Menschen, die im Wahn bereits getötet haben, gewaltbereit sind und über wenig Impulskontrolle verfügen, sind potenziell gefährlich. Ich erlebte sehr viele, in Anbetracht der straffen Strukturen jedoch sehr höfliche und angepasste Patienten, vermutlich in dem Wissen, dass die Überwachung existiert und man auch nicht flüchten kann. Die Strukturen mit diversen Sicherheitsschließmechanismen, der Monitorüberwachung und Alarmsysteme, die wir bei uns tragen und dem gut geschulten Team gaben mir ein solides Vertrauen dort ohne große Angst zu arbeiten.
Letztendlich gilt es bei Vielem auf Erfahrung und Bauchgefühl zu hören und sich auf keine Situation einzulassen, die sich unwohl anfühlt. Komplett ausschließen kann man Zwischenfälle aber nicht. Ein Patient kann an einem Tag lammfromm und nicht psychotisch wirken und am nächsten plötzlich unerwartet mit einer Schere im Atelier auf eine Mitarbeiterin losgehen. Das kann einem auf anderen Stationen der Psychiatrie aber leider genauso passieren, weshalb wir in Gewaltmanagement und Vigilanz geschult werden und man immer wachsam sein sollte.

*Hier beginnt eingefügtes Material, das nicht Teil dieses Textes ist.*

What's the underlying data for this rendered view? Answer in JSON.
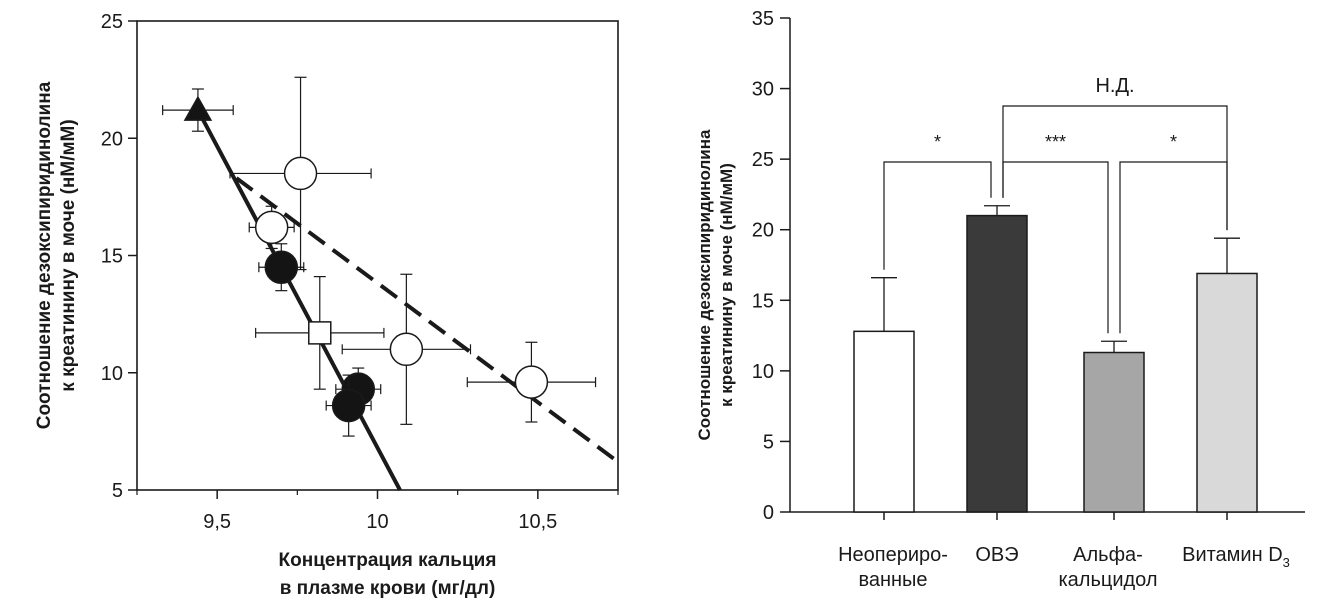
{
  "chart_data": [
    {
      "type": "scatter",
      "title": "",
      "xlabel_lines": [
        "Концентрация кальция",
        "в плазме крови (мг/дл)"
      ],
      "ylabel_lines": [
        "Соотношение дезоксипиридинолина",
        "к креатинину в моче (нМ/мМ)"
      ],
      "xlim": [
        9.25,
        10.75
      ],
      "ylim": [
        5,
        25
      ],
      "x_ticks": [
        9.5,
        10,
        10.5
      ],
      "x_tick_labels": [
        "9,5",
        "10",
        "10,5"
      ],
      "y_ticks": [
        5,
        10,
        15,
        20,
        25
      ],
      "y_tick_labels": [
        "5",
        "10",
        "15",
        "20",
        "25"
      ],
      "grid": false,
      "points": [
        {
          "marker": "triangle",
          "fill": "filled",
          "x": 9.44,
          "y": 21.2,
          "xerr": 0.11,
          "yerr": 0.9
        },
        {
          "marker": "circle",
          "fill": "open",
          "x": 9.76,
          "y": 18.5,
          "xerr": 0.22,
          "yerr": 4.1
        },
        {
          "marker": "circle",
          "fill": "open",
          "x": 9.67,
          "y": 16.2,
          "xerr": 0.07,
          "yerr": 0.9
        },
        {
          "marker": "circle",
          "fill": "filled",
          "x": 9.7,
          "y": 14.5,
          "xerr": 0.07,
          "yerr": 1.0
        },
        {
          "marker": "square",
          "fill": "open",
          "x": 9.82,
          "y": 11.7,
          "xerr": 0.2,
          "yerr": 2.4
        },
        {
          "marker": "circle",
          "fill": "open",
          "x": 10.09,
          "y": 11.0,
          "xerr": 0.2,
          "yerr": 3.2
        },
        {
          "marker": "circle",
          "fill": "filled",
          "x": 9.94,
          "y": 9.3,
          "xerr": 0.07,
          "yerr": 0.9
        },
        {
          "marker": "circle",
          "fill": "filled",
          "x": 9.91,
          "y": 8.6,
          "xerr": 0.07,
          "yerr": 1.3
        },
        {
          "marker": "circle",
          "fill": "open",
          "x": 10.48,
          "y": 9.6,
          "xerr": 0.2,
          "yerr": 1.7
        }
      ],
      "lines": [
        {
          "style": "solid",
          "x": [
            9.44,
            10.07
          ],
          "y": [
            21.2,
            5
          ]
        },
        {
          "style": "dashed",
          "x": [
            9.56,
            10.75
          ],
          "y": [
            18.3,
            6.2
          ]
        }
      ]
    },
    {
      "type": "bar",
      "title": "",
      "ylabel_lines": [
        "Соотношение дезоксипиридинолина",
        "к креатинину в моче (нМ/мМ)"
      ],
      "ylim": [
        0,
        35
      ],
      "y_ticks": [
        0,
        5,
        10,
        15,
        20,
        25,
        30,
        35
      ],
      "grid": false,
      "categories": [
        {
          "lines": [
            "Неопериро-",
            "ванные"
          ]
        },
        {
          "lines": [
            "ОВЭ"
          ]
        },
        {
          "lines": [
            "Альфа-",
            "кальцидол"
          ]
        },
        {
          "lines": [
            "Витамин D"
          ],
          "subscript": "3"
        }
      ],
      "values": [
        12.8,
        21.0,
        11.3,
        16.9
      ],
      "errors": [
        3.8,
        0.7,
        0.8,
        2.5
      ],
      "colors": [
        "#ffffff",
        "#3a3a3a",
        "#a6a6a6",
        "#d9d9d9"
      ],
      "significance": [
        {
          "from": 0,
          "to": 1,
          "label": "*"
        },
        {
          "from": 1,
          "to": 2,
          "label": "***"
        },
        {
          "from": 2,
          "to": 3,
          "label": "*"
        },
        {
          "from": 1,
          "to": 3,
          "label": "Н.Д."
        }
      ]
    }
  ]
}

Wovor ich übrigens echt Angst hatte, war aber, meinen Schlüssel zu verlieren.
Ich habe sehr viele, sehr spannende Personen und Krankheitsausprägungen kennengelernt und auch viel über gerichtliche Maßnahmen erfahren. Zwangsmaßnahmen kamen leider in dem Bereich häufig vor, aber man konnte es mit Unterstützung des Sicherheitspersonals gut üben. Ich fand es toll, wie die verschiedenen Therapeuten sich für die Patienten eingesetzt haben und man hat mal wirklich ein 24/7-Protokoll der Behandlung gehabt, ohne äußere Einflüsse wie Drogen oder Beziehungen, die das Bild störten. Meistens sind die Menschen, die dort arbeiten eher von einem härteren Kaliber – bis auf wenige schlechte Ausnahmen waren der etwas trockene Humor und die raue Art aber echt erfrischend.
Es war oft eine sehr drastische und akute psychiatrische Behandlung, da die Patienten – sobald sie wieder stabil waren – wieder zurückgeführt werden mussten. Manchmal fühlte es sich wirklich eher wie eine Verwahrung an, als könnte man nicht viel bewegen. Falls einem etwas am Beziehungsaufbau und Psychotherapie liegt, ist dies bedingt durch die institutionelle Distanz und den Sicherheitsaspekt schwierig.
Mitarbeiter sollten außerdem (noch) besser selektiert und überprüft werden. Eine Person, die in so einem Bereich das Ausüben von Macht gegenüber den Patienten genießt, hat dort meiner Ansicht nach nichts zu suchen. Leider gibt es auch in vermeintlich professioneller Umgebung Personen, die etwas dadurch kompensieren und sich dann gezielt so einen Beruf suchen.
Die Autorin ist der Redaktion bekannt, möchte aber anonym bleiben.